Output After Training:
[[ 0.00274054]
 [ 0.00223536]
 [ 0.99817573]
 [ 0.99776324]]


#### What the training below is going to do is amplify that correlation. It's both going to update syn1 to map it to the output, and update syn0 to be better at producing it from the input!
##### Adding layers to neural network creates more features which are correlated to output or feature combined together produce output which is highly correlated to output

In [29]:
X = np.array([[0,0,1],
[0,1,1],
[1,0,1],
[1,1,1]])

In [30]:
y = np.array([[0],
[1],
[1],
[0]])

In [31]:
np.random.seed(1)

In [32]:
# randomly initialize our weights with mean 0
syn0 = 2*np.random.random((3,4)) - 1 #4 set of weights for 3 input features as next layer has 4 neurons, this 4 neuron become new kind of feature
#, i can also create 5,6, this will in turn generae a whole new data/hidden features for processing
syn1 = 2*np.random.random((4,1)) - 1 #can increases this set of weights too but have to add next layer as output is a vector so last layer should have one set of weights, here 4 weights are given as output of previous layer has 4 hidden feature nothing to do with 4 observations

In [None]:
for j in xrange(60000):

    # Feed forward through layers 0, 1, and 2
    l0 = X
    l1 = nonlin(np.dot(l0,syn0))
    l2 = nonlin(np.dot(l1,syn1))

    # how much did we miss the target value?
    l2_error = y - l2
    
    if (j% 10000) == 0:
        print "Error:" + str(np.mean(np.abs(l2_error)))
        
    # in what direction is the target value?
    # were we really sure? if so, don't change too much. thats why derivative it will calculate the delta to change the weight
    l2_delta = l2_error*nonlin(l2,deriv=True)

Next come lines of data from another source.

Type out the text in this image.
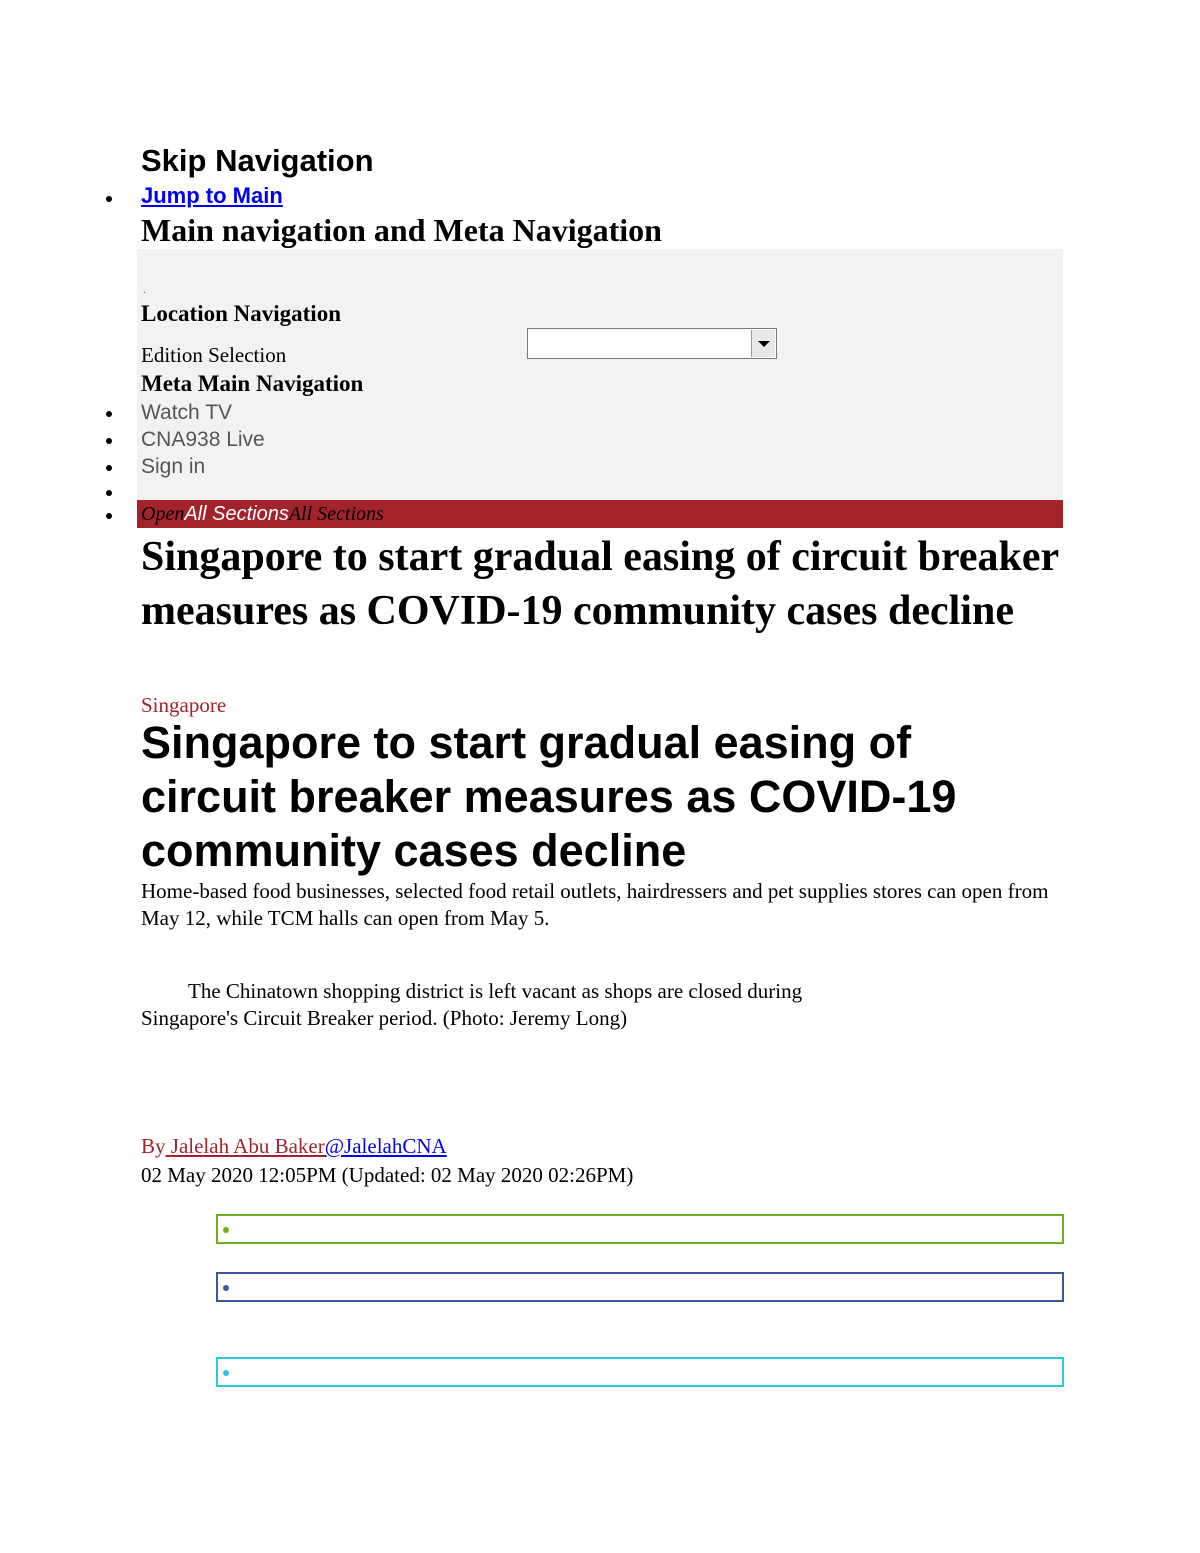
Skip Navigation
Jump to Main
Main navigation and Meta Navigation
.
Location Navigation
Edition Selection
Meta Main Navigation
Watch TV
CNA938 Live
Sign in
OpenAll SectionsAll Sections
Singapore to start gradual easing of circuit breaker measures as COVID-19 community cases decline
Singapore
Singapore to start gradual easing of circuit breaker measures as COVID-19 community cases decline
Home-based food businesses, selected food retail outlets, hairdressers and pet supplies stores can open from May 12, while TCM halls can open from May 5.
The Chinatown shopping district is left vacant as shops are closed during Singapore's Circuit Breaker period. (Photo: Jeremy Long)
By Jalelah Abu Baker@JalelahCNA
02 May 2020 12:05PM (Updated: 02 May 2020 02:26PM)
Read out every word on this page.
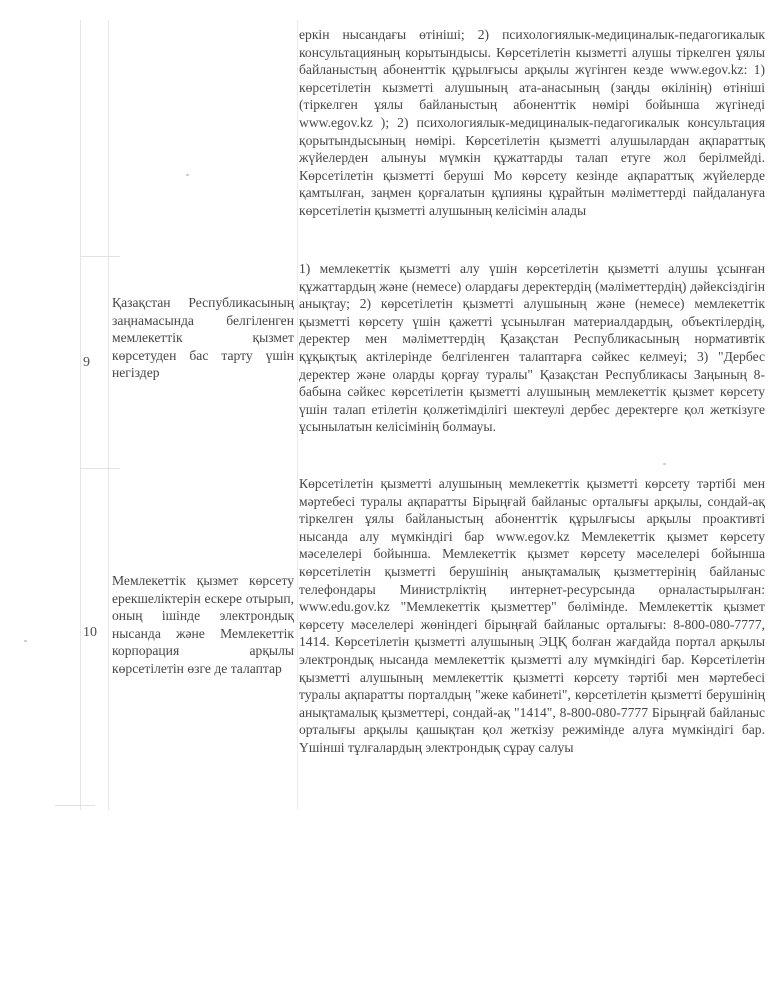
еркін нысандағы өтініші; 2) психологиялык-медициналык-педагогикалык консультацияның корытындысы. Көрсетілетін кызметті алушы тіркелген ұялы байланыстың абоненттік құрылғысы арқылы жүгінген кезде www.egov.kz: 1) көрсетілетін кызметті алушының ата-анасының (заңды өкілінің) өтініші (тіркелген ұялы байланыстың абоненттік нөмірі бойынша жүгінеді www.egov.kz ); 2) психологиялык-медициналык-педагогикалык консультация қорытындысының нөмірі. Көрсетілетін қызметті алушылардан ақпараттық жүйелерден алынуы мүмкін құжаттарды талап етуге жол берілмейді. Көрсетілетін қызметті беруші Мо көрсету кезінде ақпараттық жүйелерде қамтылған, заңмен қорғалатын құпияны құрайтын мәліметтерді пайдалануға көрсетілетін қызметті алушының келісімін алады
9
Қазақстан Республикасының заңнамасында белгіленген мемлекеттік қызмет көрсетуден бас тарту үшін негіздер
1) мемлекеттік қызметті алу үшін көрсетілетін қызметті алушы ұсынған құжаттардың және (немесе) олардағы деректердің (мәліметтердің) дәйексіздігін анықтау; 2) көрсетілетін қызметті алушының және (немесе) мемлекеттік қызметті көрсету үшін қажетті ұсынылған материалдардың, объектілердің, деректер мен мәліметтердің Қазақстан Республикасының нормативтік құқықтық актілерінде белгіленген талаптарға сәйкес келмеуі; 3) "Дербес деректер және оларды қорғау туралы" Қазақстан Республикасы Заңының 8-бабына сәйкес көрсетілетін қызметті алушының мемлекеттік қызмет көрсету үшін талап етілетін қолжетімділігі шектеулі дербес деректерге қол жеткізуге ұсынылатын келісімінің болмауы.
10
Мемлекеттік қызмет көрсету ерекшеліктерін ескере отырып, оның ішінде электрондық нысанда және Мемлекеттік корпорация арқылы көрсетілетін өзге де талаптар
Көрсетілетін қызметті алушының мемлекеттік қызметті көрсету тәртібі мен мәртебесі туралы ақпаратты Бірыңғай байланыс орталығы арқылы, сондай-ақ тіркелген ұялы байланыстың абоненттік құрылғысы арқылы проактивті нысанда алу мүмкіндігі бар www.egov.kz Мемлекеттік қызмет көрсету мәселелері бойынша. Мемлекеттік қызмет көрсету мәселелері бойынша көрсетілетін қызметті берушінің анықтамалық қызметтерінің байланыс телефондары Министрліктің интернет-ресурсында орналастырылған: www.edu.gov.kz "Мемлекеттік қызметтер" бөлімінде. Мемлекеттік қызмет көрсету мәселелері жөніндегі бірыңғай байланыс орталығы: 8-800-080-7777, 1414. Көрсетілетін қызметті алушының ЭЦҚ болған жағдайда портал арқылы электрондық нысанда мемлекеттік қызметті алу мүмкіндігі бар. Көрсетілетін қызметті алушының мемлекеттік қызметті көрсету тәртібі мен мәртебесі туралы ақпаратты порталдың "жеке кабинеті", көрсетілетін қызметті берушінің анықтамалық қызметтері, сондай-ақ "1414", 8-800-080-7777 Бірыңғай байланыс орталығы арқылы қашықтан қол жеткізу режимінде алуға мүмкіндігі бар. Үшінші тұлғалардың электрондық сұрау салуы
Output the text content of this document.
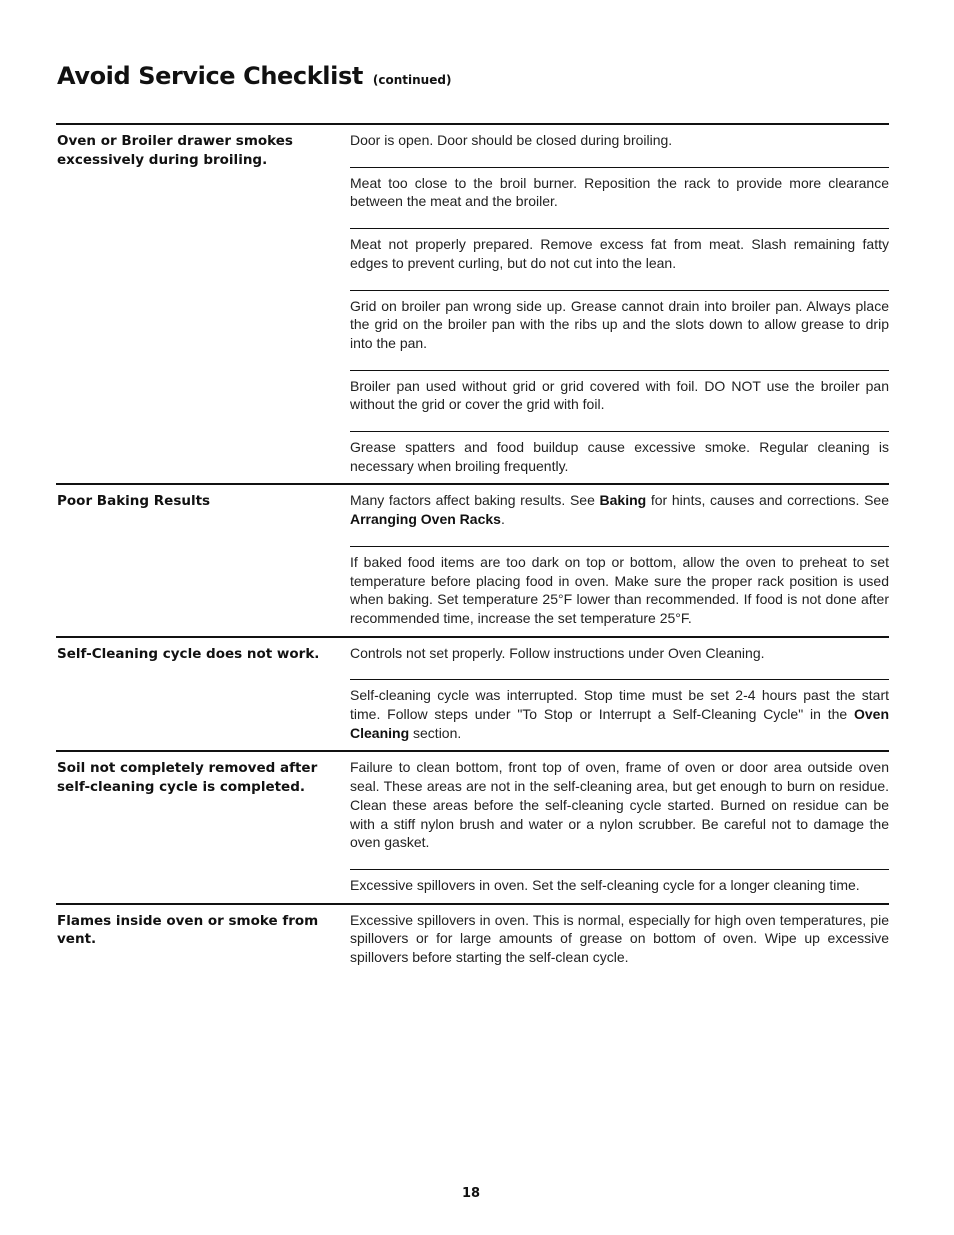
Avoid Service Checklist (continued)
Oven or Broiler drawer smokes excessively during broiling.
Door is open. Door should be closed during broiling.
Meat too close to the broil burner. Reposition the rack to provide more clearance between the meat and the broiler.
Meat not properly prepared. Remove excess fat from meat. Slash remaining fatty edges to prevent curling, but do not cut into the lean.
Grid on broiler pan wrong side up. Grease cannot drain into broiler pan. Always place the grid on the broiler pan with the ribs up and the slots down to allow grease to drip into the pan.
Broiler pan used without grid or grid covered with foil. DO NOT use the broiler pan without the grid or cover the grid with foil.
Grease spatters and food buildup cause excessive smoke. Regular cleaning is necessary when broiling frequently.
Poor Baking Results	Many factors affect baking results. See Baking for hints, causes and corrections. See Arranging Oven Racks.
If baked food items are too dark on top or bottom, allow the oven to preheat to set temperature before placing food in oven. Make sure the proper rack position is used when baking. Set temperature 25°F lower than recommended. If food is not done after recommended time, increase the set temperature 25°F.
Self-Cleaning cycle does not work.	Controls not set properly. Follow instructions under Oven Cleaning.
Self-cleaning cycle was interrupted. Stop time must be set 2-4 hours past the start time. Follow steps under "To Stop or Interrupt a Self-Cleaning Cycle" in the Oven Cleaning section.
Soil not completely removed after self-cleaning cycle is completed.
Failure to clean bottom, front top of oven, frame of oven or door area outside oven seal. These areas are not in the self-cleaning area, but get enough to burn on residue. Clean these areas before the self-cleaning cycle started. Burned on residue can be with a stiff nylon brush and water or a nylon scrubber. Be careful not to damage the oven gasket.
Excessive spillovers in oven. Set the self-cleaning cycle for a longer cleaning time.
Flames inside oven or smoke from vent.
Excessive spillovers in oven. This is normal, especially for high oven temperatures, pie spillovers or for large amounts of grease on bottom of oven. Wipe up excessive spillovers before starting the self-clean cycle.
18
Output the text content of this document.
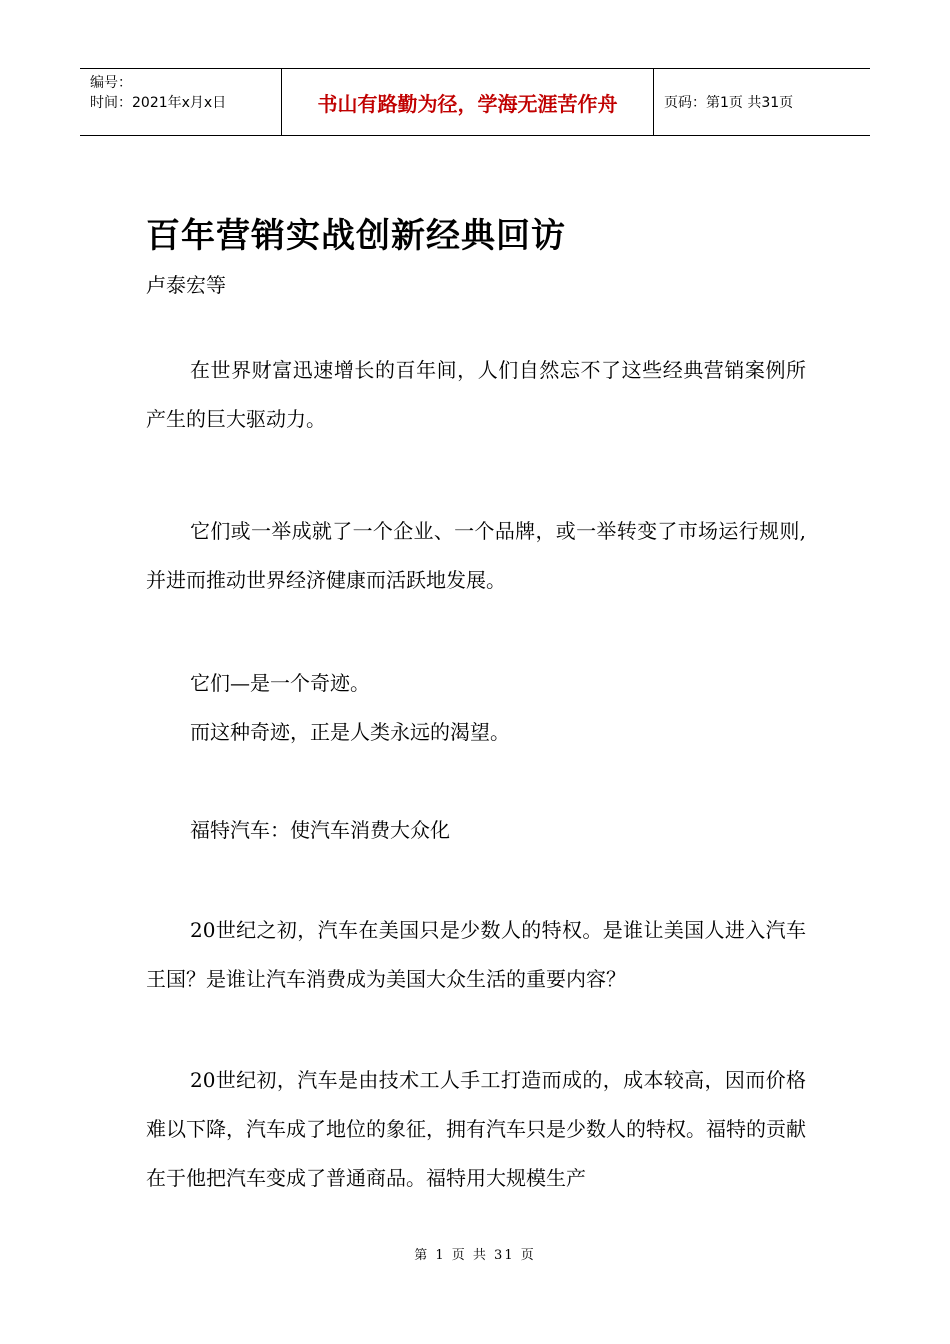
编号：
时间：2021年x月x日	书山有路勤为径，学海无涯苦作舟	页码：第1页 共31页
百年营销实战创新经典回访
卢泰宏等
在世界财富迅速增长的百年间，人们自然忘不了这些经典营销案例所产生的巨大驱动力。
它们或一举成就了一个企业、一个品牌，或一举转变了市场运行规则,并进而推动世界经济健康而活跃地发展。
它们—是一个奇迹。
而这种奇迹，正是人类永远的渴望。
福特汽车：使汽车消费大众化
20世纪之初，汽车在美国只是少数人的特权。是谁让美国人进入汽车王国？是谁让汽车消费成为美国大众生活的重要内容？
20世纪初，汽车是由技术工人手工打造而成的，成本较高，因而价格难以下降，汽车成了地位的象征，拥有汽车只是少数人的特权。福特的贡献在于他把汽车变成了普通商品。福特用大规模生产
第 1 页 共 31 页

    # how much did each l1 value contribute to the l2 error (according to the weights)?
    #back propogation
    l1_error = l2_delta.dot(syn1.T)#4x1 . 1x4 = 4x4 propogate error for previous layer
    
    # in what direction is the target l1?
    # were we really sure? if so, don't change too much.
    l1_delta = l1_error * nonlin(l1,deriv=True)

    syn1 += l1.T.dot(l2_delta)
    syn0 += l0.T.dot(l1_delta)


#### Line 43: uses the "confidence weighted error" from l2 to establish an error for l1. To do this, it simply sends the error across the weights from l2 to l1. This gives what you could call a "contribution weighted error" because we learn how much each node value in l1 "contributed" to the error in l2. This step is called "backpropagating" and is the namesake of the algorithm. We then update syn0 using the same steps we did in the 2 layer implementation.